Hepatitis B is spread through contaminated bodily fluids such as blood, semen and vaginal fluid (but, importantly, not saliva). Over two-thirds (72%) of people living with chronic hepatitis B in Australia are from culturally and linguistically diverse populations and Aboriginal and Torres Strait Islander people, most of whom have had hepatitis B since birth (due to vertical transmission) or early childhood.5 Hepatitis B infection is preventable through vaccination. Vaccine coverage of Aboriginal and Torres Strait Islander children in 2021 was 97% at 24 months of age and equivalent to that of non-Indigenous Australian children.41,42 However, coverage at 12 months of age was 92% for Aboriginal and Torres Strait Islander children, compared with 95% of non-Indigenous Australian children.42
Hepatitis B is more likely to be chronic if acquired in the perinatal or early childhood periods. Therefore, screening during pregnancy, administering hepatitis B immunoglobulin to neonates born to HBsAg-positive mothers and childhood vaccination commencing at birth for all babies are essential steps in preventing hepatitis B transmission.
Hepatitis C
Hepatitis C is a BBV that can become a chronic condition in approximately 75% of people who become infected, but is curable with direct-acting antiviral (DAA) treatment and can be treated multiple times. Chronic hepatitis C infection over many years can cause cirrhosis, liver failure and liver cancer (hepatocellular carcinoma).43 In Australia, over 115,000 people are currently living with chronic hepatitis C, with many unaware they have it.44 Aboriginal and Torres Strait Islander people are disproportionately affected by hepatitis C infection, making up 11% of all notifications, and incarceration represents a significant risk factor for transmission.45 For people who inject drugs, it is important to ensure there is access to NSPs or other means of accessing clean injecting material in the community and in justice settings to reduce transmission.5
Hepatitis C is diagnosed via a blood test for hepatitis C antibody and HCV RNA. Point-of-care testing is increasingly available and can expedite diagnosis and treatment. Treatment with DAAs, which target multiple points in the hepatitis C replication lifecycle, is safe and effective, and the treatment duration is short.45 Treatment should be offered whether or not the person continues to be exposed to risk of recurrent infection. DAAs can be prescribed by GPs. See Useful resources) for treatment guidelines and training resources.
HIV
HIV notifications have declined in Australia since 2016. HIV prevalence is highest among gay, bisexual and MSM groups, and transmission is now minimal among sex workers and people who inject drugs.46 However, there are relatively higher HIV rates among Aboriginal and Torres Strait Islander people who inject drugs.22 In 2022, an estimated 29,460 people were living with HIV in Australia, 95% of whom had an undetectable viral load.47 In 2020, the HIV notification rate in Aboriginal and Torres Strait Islander people was 2.2 per 100,000 population, a decrease from 3.6 to 6.3 per 100,000 population between 2011 and 2016 and equivalent to rates in non-Indigenous Australian-born people (2.3 per 100,000 population).47
Earlier diagnosis and treatment of HIV increases the chances of the individual living a full and healthy life and reduces transmission. Untreated HIV can progress to AIDS over an average period of 10 years.
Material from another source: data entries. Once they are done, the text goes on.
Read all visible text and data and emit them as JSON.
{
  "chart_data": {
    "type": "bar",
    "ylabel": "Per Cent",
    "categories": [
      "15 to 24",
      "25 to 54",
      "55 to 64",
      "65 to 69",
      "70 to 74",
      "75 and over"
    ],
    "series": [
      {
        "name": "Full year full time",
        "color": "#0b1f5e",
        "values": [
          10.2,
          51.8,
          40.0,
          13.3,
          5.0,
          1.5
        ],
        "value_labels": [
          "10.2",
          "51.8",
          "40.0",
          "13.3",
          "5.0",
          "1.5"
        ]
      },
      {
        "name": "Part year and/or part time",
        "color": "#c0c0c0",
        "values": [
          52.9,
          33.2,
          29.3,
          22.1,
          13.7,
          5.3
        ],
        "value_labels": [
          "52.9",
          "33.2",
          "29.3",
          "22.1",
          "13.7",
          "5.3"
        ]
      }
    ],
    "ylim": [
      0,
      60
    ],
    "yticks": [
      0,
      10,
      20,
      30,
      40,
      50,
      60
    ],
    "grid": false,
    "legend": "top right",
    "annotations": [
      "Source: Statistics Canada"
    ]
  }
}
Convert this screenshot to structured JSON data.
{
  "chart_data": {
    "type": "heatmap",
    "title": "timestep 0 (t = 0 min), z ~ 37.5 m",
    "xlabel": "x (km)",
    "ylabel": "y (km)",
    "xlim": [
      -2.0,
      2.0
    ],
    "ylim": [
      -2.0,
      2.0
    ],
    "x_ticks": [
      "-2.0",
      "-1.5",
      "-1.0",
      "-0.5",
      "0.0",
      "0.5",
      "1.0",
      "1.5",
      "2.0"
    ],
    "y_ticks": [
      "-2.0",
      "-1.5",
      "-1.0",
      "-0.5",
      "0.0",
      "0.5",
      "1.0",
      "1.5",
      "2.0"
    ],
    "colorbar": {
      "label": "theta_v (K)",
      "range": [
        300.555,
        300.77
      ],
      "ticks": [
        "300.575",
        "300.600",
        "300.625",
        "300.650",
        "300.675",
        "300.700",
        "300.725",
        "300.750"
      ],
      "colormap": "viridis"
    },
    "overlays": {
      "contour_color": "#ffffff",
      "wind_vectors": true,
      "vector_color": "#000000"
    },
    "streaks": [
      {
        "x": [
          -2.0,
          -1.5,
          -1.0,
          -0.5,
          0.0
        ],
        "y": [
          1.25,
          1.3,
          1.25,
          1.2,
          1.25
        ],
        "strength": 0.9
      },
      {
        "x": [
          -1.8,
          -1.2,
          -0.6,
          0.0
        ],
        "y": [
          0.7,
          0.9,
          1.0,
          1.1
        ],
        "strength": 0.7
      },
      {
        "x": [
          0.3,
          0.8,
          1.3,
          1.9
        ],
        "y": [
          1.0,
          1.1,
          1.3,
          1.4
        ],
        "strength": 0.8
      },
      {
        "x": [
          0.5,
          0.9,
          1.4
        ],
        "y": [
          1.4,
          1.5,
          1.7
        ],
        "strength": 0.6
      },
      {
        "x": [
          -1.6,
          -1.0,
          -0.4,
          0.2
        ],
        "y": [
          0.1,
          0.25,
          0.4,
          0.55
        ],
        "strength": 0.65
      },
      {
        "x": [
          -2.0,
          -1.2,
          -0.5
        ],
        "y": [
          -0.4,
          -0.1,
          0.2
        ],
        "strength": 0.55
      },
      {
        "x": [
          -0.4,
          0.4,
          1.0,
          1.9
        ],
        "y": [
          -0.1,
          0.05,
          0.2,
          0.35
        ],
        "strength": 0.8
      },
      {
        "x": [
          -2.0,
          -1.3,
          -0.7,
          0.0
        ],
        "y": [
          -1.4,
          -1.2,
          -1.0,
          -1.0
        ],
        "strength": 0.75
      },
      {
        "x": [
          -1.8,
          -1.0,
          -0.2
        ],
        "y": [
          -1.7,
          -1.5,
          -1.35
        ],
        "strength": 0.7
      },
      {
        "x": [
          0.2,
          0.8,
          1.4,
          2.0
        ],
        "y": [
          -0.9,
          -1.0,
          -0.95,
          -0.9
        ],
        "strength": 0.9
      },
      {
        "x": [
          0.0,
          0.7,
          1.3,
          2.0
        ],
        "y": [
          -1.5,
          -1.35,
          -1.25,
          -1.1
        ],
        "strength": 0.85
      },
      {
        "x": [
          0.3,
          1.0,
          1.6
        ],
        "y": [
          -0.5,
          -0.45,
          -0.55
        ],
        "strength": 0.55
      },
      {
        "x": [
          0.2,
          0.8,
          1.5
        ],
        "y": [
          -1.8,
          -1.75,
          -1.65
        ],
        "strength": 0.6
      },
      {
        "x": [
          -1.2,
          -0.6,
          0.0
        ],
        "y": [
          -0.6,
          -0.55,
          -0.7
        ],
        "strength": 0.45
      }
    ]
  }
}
Although HIV can be tested for using a fingerprick dried blood spot test (POCT), this is not widely available in Australia and the usual test is on a blood sample sent to a laboratory for blood serology (HIV antibody/antigen). Consult local guidelines or the ASHM website for further information on testing for HIV (see Useful resources)).
Those with HIV should be treated with antiretroviral therapy. The aim of treatment is to achieve undetectable viral loads, which prevents transmission of HIV (ie undetectable = untransmissible) and disease progression.5 Prescribing antiviral therapy by GPs requires completion of HIV s100 prescriber training (see Useful resources)). Consult clinical guidelines and sexual health/infectious disease specialists for advice on treatment options and prevention using PrEP.